This protocol can be used to understand the molecular basis for the role of fibroblast as regulators of tumor growth. The protocol described can provide more insight into functional role of cancer-associated fibroblasts in tumor growth and progression. This technique can help to develop new therapies for melanoma.
While our study is focused on melanoma, this technique can be extended to other types of cancer as well. Begin by placing the bottle containing DMEM supplemented with 10%FBS in a water bath at 37 degrees Celsius. Once the medium is warm, bring the bottle into the biosafety cabinet and aliquot 10 milliliters of the medium into 15 milliliter conical tubes.
Remove the required number of vials of frozen cells from the liquid nitrogen freezer and quickly thaw them in a water bath while gently swirling under sterile conditions. Pipet the cells into the tubes containing DMEM and centrifuge the cells at 180 x g for five minutes. Gently remove the supernatant with sterile suction or a pipette and resuspend the cell pellet in DMEM containing 10%FBS.
Then transfer the cells into a labeled tissue culture plate. Using sterile 10 milliliter pipettes, pipette medium with serum into the plate wells and incubate the plate and a tissue culture incubator at 37 degrees Celsius with 5%carbon dioxide. Remove the medium from the incubated tissue culture plate containing cells and gently add 10 milliliters of PBS without disrupting the cells.
Swirl the plate. Then gently aspirate the PBS. Next, pipet five milliliters of trypsin-EDTA in PBS solution onto the cells and incubate for five minutes at 37 degrees Celsius.
Dislodge the cells from the plate with gentle taps and pipet them into a conical tube containing DMEM with 10%FBS. Centrifuge the tubes at 180 x g for five minutes and remove the supernatant by aspiration or pipetting. Wash the cell pellet twice with PBS and remove the PBS by centrifugation after each wash.
Resuspend the washed cell pellet in one milliliter of PBS. Next, clean the hemocytometer slide with alcohol and dry it. Then add 10 microliters of trypan blue to 10 microliters of cell mixture into a fresh tube.
Gently fill the hemocytometer glass chambers underneath the cover slip by pipetting the cell mixture. Focus on the grid lines of a 10x objective under a microscope and count the blue cells and live unstained cells in one set of 16 squares. Then count all four sets of 16 squares.
Average the count of unstained cells and multiply it by 10, 000. Then multiply by the appropriate dilution factor to obtain the final concentration in cells per milliliter. After confirming that there are sufficient melanoma cells and fibroblasts for all of the injections planned, assuming at least 20%loss of sample during the injections, transfer the required number of cells to a new conical tube and pellet them by centrifugation.

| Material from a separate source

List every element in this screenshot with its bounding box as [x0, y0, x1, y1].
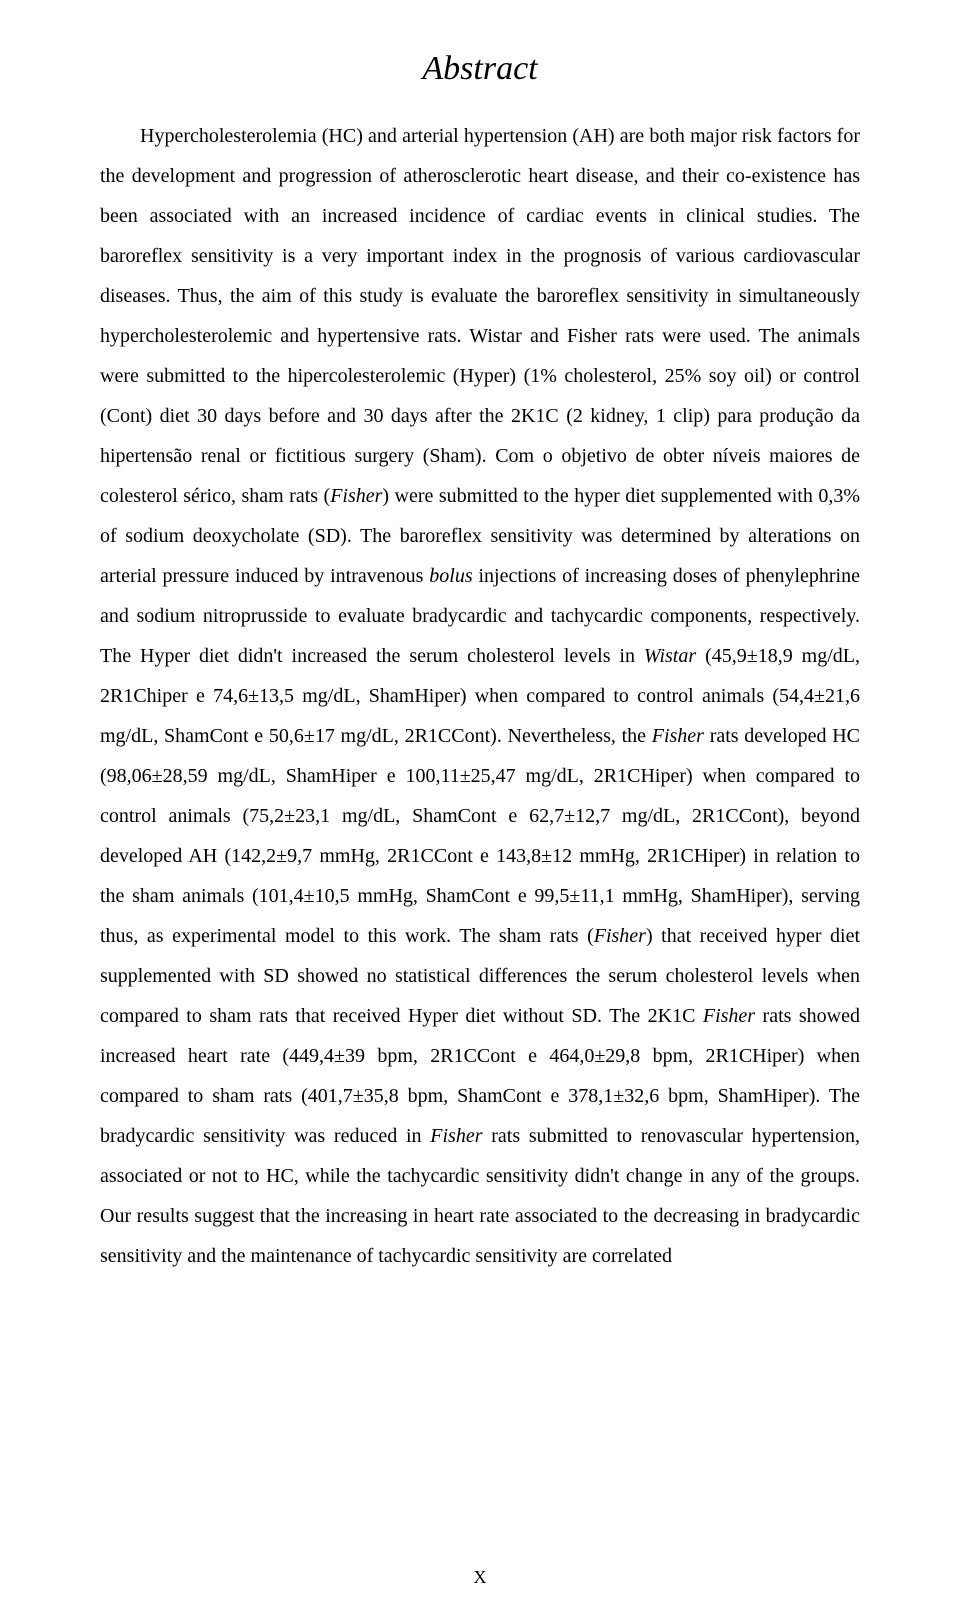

Then discard the supernatant, resuspend the cell pellet of the required concentration in an appropriate amount of USP-grade PBS and place the cells on ice until further use. After anesthetizing the mouse, pinch its toe to ensure it's in the appropriate surgical plane of anesthesia. Next, wipe the skin of the mice with alcohol swabs.

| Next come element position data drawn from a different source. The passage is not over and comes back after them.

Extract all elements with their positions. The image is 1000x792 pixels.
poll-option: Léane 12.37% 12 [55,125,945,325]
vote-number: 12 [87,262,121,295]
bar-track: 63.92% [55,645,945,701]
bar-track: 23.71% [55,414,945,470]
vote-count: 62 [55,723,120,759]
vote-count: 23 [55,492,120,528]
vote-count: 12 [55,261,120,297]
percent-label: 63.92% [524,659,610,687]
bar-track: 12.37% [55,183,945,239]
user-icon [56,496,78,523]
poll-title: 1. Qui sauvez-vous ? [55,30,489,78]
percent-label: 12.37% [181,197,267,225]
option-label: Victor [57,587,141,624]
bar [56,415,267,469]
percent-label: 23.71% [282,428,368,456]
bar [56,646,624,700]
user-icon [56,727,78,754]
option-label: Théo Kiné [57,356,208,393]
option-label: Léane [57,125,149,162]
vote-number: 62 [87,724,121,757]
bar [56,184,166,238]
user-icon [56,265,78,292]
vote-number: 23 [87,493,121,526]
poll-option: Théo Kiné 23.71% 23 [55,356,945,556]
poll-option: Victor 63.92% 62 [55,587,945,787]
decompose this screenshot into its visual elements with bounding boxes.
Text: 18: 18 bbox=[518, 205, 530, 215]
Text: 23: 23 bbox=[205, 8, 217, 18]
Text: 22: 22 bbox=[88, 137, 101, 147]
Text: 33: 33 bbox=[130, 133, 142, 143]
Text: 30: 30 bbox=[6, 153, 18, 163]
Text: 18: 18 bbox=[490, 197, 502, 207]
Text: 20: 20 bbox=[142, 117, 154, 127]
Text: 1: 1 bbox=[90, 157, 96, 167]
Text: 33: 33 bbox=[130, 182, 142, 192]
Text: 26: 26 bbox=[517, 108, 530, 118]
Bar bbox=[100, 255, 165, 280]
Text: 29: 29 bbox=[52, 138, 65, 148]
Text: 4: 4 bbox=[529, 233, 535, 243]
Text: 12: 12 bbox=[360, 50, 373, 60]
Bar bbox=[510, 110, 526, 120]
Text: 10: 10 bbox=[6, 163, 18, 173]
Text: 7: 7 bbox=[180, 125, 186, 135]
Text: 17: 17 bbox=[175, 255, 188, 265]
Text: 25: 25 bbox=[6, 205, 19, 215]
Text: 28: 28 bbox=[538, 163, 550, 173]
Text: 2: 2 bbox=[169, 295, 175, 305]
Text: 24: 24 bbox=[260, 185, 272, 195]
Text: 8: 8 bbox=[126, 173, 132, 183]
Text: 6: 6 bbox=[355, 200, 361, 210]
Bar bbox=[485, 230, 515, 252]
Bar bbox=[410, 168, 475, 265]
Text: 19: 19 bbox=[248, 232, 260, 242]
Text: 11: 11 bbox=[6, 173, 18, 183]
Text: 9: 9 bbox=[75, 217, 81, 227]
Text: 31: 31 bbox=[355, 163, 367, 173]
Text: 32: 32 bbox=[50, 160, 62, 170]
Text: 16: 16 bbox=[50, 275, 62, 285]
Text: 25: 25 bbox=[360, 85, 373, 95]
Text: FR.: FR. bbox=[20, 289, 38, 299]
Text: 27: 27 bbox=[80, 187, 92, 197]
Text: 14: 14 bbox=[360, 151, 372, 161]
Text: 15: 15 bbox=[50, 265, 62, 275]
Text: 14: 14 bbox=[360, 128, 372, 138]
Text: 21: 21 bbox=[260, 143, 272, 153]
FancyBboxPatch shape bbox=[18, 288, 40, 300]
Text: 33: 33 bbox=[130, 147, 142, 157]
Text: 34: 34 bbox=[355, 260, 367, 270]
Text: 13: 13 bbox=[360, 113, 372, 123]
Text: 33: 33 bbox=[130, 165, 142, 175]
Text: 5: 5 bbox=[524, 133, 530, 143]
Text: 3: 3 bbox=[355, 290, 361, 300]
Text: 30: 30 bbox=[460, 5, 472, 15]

Fill a sterile syringe with the desired volume of cells or cell mixture without air bubbles and cap it with a 27 gauge needle. Insert the needle into the intradermal region of the skin on the animal's flank and gently inject the cells inside. Monitor the mice until they recover from an anesthesia and provide them with extra insulating materials if required.

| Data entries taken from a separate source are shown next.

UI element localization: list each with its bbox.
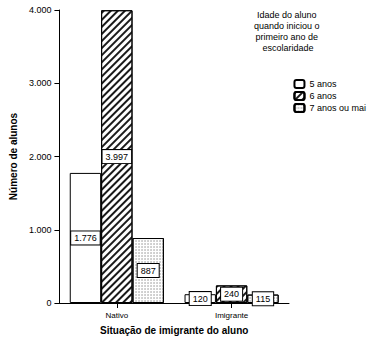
svg-text:120: 120 (193, 294, 208, 304)
svg-text:Nativo: Nativo (105, 311, 128, 320)
svg-text:2.000: 2.000 (29, 152, 52, 162)
svg-text:Situação de imigrante do aluno: Situação de imigrante do aluno (100, 325, 248, 336)
svg-text:887: 887 (141, 266, 156, 276)
svg-text:3.000: 3.000 (29, 78, 52, 88)
svg-text:4.000: 4.000 (29, 5, 52, 15)
svg-text:115: 115 (256, 294, 270, 304)
svg-text:Número de alunos: Número de alunos (8, 112, 19, 200)
svg-text:0: 0 (46, 298, 51, 308)
svg-text:5 anos: 5 anos (309, 79, 337, 89)
svg-text:3.997: 3.997 (106, 152, 129, 162)
svg-text:escolaridade: escolaridade (262, 43, 313, 53)
svg-text:1.776: 1.776 (74, 233, 97, 243)
svg-text:240: 240 (224, 289, 239, 299)
svg-text:1.000: 1.000 (29, 225, 52, 235)
svg-text:primeiro ano de: primeiro ano de (255, 32, 320, 42)
svg-text:Idade do aluno: Idade do aluno (257, 10, 319, 20)
svg-text:6 anos: 6 anos (309, 91, 337, 101)
svg-text:quando iniciou o: quando iniciou o (254, 21, 322, 31)
svg-text:Imigrante: Imigrante (215, 311, 249, 320)
svg-text:7 anos ou mai: 7 anos ou mai (309, 103, 366, 113)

Approximately every three days after tumor formation, measure the tumor length and width using calibers and calculate its volume. After euthanizing the mouse, excise the entire tumor using a sterile scalpel and surgical scissors. Trim the non-tumor tissue with surgical scissors.
Then weigh the tumor on an analytical balance. The plot of tumor volume over time shows the comparison of melanoma growth in the presence and the absence of co-injected fibroblasts. The tumor volumes were monitored on 12, 14, 16, 19, and 21 days post-injection.
The images of the excise tumors upon the euthanasia show that the melanoma and fibroblast tumors are larger than the melanoma tumors alone. The presence of fibroblasts result in significantly larger tumors as evidenced by the final weight of tumors at the end of the experiment on day 21. Cancer-associated fibroblasts promote tumor growth by creating a tumor promoting microenvironment.
This protocol can provide more insight into the functional role of CAF in tumor growth and progression.